22Jun3:14 pmEST
They Sell Occam's Razors at Big Box Stores

While the weakness in the Magnificent 7 (using MAGS ETF as a gauge) is finally becoming too much to ignore today, as GOOGL and AMZN are selling off heavily to follow the ongoing META MSFT underperformance, let us not ignore the continued laggards in the housing retail big box segment.
For a good while now we have profiled the bearish chart structures of behemoths like Home Depot and Costco, as both of those names have enjoyed multi-decade nearly relentless uptrends. Recently, though, both HD and COST have stumbled to little fanfare. After all, why pay much mind to it when we have an AI mania with the likes of MU SNDK shooting higher daily and a White House which seem hell-bent on juicing any and all minor blips in equities?
Still, it is not just HD and COST.
In fact, Lowe's is leading the group lower today, as seen on the updated LOW daily chart, below. There is also Sherwin-Williams (SHW) in the segment. But LOW is giving that bear flag breakdown look, with a fairly aggressive move lower today. We have all of these housing/retail names below their 200-day moving averages and weakening further yet.

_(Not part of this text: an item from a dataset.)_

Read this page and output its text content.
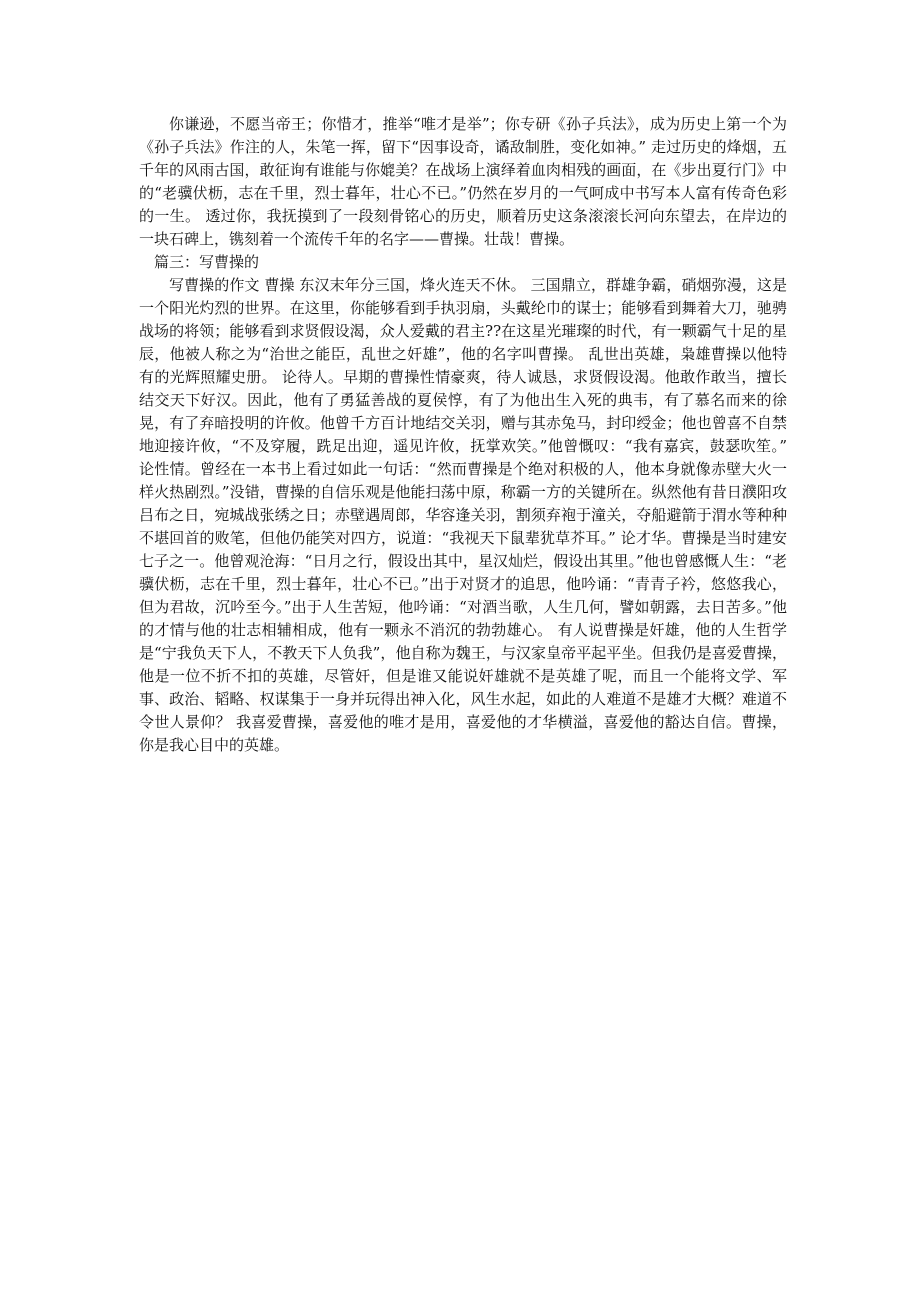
你谦逊，不愿当帝王；你惜才，推举“唯才是举”；你专研《孙子兵法》，成为历史上第一个为《孙子兵法》作注的人，朱笔一挥，留下“因事设奇，谲敌制胜，变化如神。” 走过历史的烽烟，五千年的风雨古国，敢征询有谁能与你媲美？在战场上演绎着血肉相残的画面，在《步出夏行门》中的“老骥伏枥，志在千里，烈士暮年，壮心不已。”仍然在岁月的一气呵成中书写本人富有传奇色彩的一生。 透过你，我抚摸到了一段刻骨铭心的历史，顺着历史这条滚滚长河向东望去，在岸边的一块石碑上，镌刻着一个流传千年的名字——曹操。壮哉！曹操。

篇三：写曹操的

写曹操的作文 曹操 东汉末年分三国，烽火连天不休。 三国鼎立，群雄争霸，硝烟弥漫，这是一个阳光灼烈的世界。在这里，你能够看到手执羽扇，头戴纶巾的谋士；能够看到舞着大刀，驰骋战场的将领；能够看到求贤假设渴，众人爱戴的君主??在这星光璀璨的时代，有一颗霸气十足的星辰，他被人称之为“治世之能臣，乱世之奸雄”，他的名字叫曹操。 乱世出英雄，枭雄曹操以他特有的光辉照耀史册。 论待人。早期的曹操性情豪爽，待人诚恳，求贤假设渴。他敢作敢当，擅长结交天下好汉。因此，他有了勇猛善战的夏侯惇，有了为他出生入死的典韦，有了慕名而来的徐晃，有了弃暗投明的许攸。他曾千方百计地结交关羽，赠与其赤兔马，封印绶金；他也曾喜不自禁地迎接许攸，“不及穿履，跣足出迎，遥见许攸，抚掌欢笑。”他曾慨叹：“我有嘉宾，鼓瑟吹笙。” 论性情。曾经在一本书上看过如此一句话：“然而曹操是个绝对积极的人，他本身就像赤壁大火一样火热剧烈。”没错，曹操的自信乐观是他能扫荡中原，称霸一方的关键所在。纵然他有昔日濮阳攻吕布之日，宛城战张绣之日；赤壁遇周郎，华容逢关羽，割须弃袍于潼关，夺船避箭于渭水等种种不堪回首的败笔，但他仍能笑对四方，说道：“我视天下鼠辈犹草芥耳。” 论才华。曹操是当时建安七子之一。他曾观沧海：“日月之行，假设出其中，星汉灿烂，假设出其里。”他也曾感慨人生：“老骥伏枥，志在千里，烈士暮年，壮心不已。”出于对贤才的追思，他吟诵：“青青子衿，悠悠我心，但为君故，沉吟至今。”出于人生苦短，他吟诵：“对酒当歌，人生几何，譬如朝露，去日苦多。”他的才情与他的壮志相辅相成，他有一颗永不消沉的勃勃雄心。 有人说曹操是奸雄，他的人生哲学是“宁我负天下人，不教天下人负我”，他自称为魏王，与汉家皇帝平起平坐。但我仍是喜爱曹操，他是一位不折不扣的英雄，尽管奸，但是谁又能说奸雄就不是英雄了呢，而且一个能将文学、军事、政治、韬略、权谋集于一身并玩得出神入化，风生水起，如此的人难道不是雄才大概？难道不令世人景仰？ 我喜爱曹操，喜爱他的唯才是用，喜爱他的才华横溢，喜爱他的豁达自信。曹操，你是我心目中的英雄。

Recall that this segment, housing retail (with COST obviously much more of a pure retail play), is especially economically-sensitive and serves as a good proxy for the overall health of the consumer, as opposed to AI stocks. Here, there is little doubt that the market is sending a signal that 90% of the country, at least, is feeling the heat from structural inflation coupled with a dodgy labor market and mixed housing reports.
Using Occam's Razor in this case, the explanation that requires the fewest assumptions is that the economy has already topped out amid the final (or, to use the baseball analogy, extra) innings of the AI mania.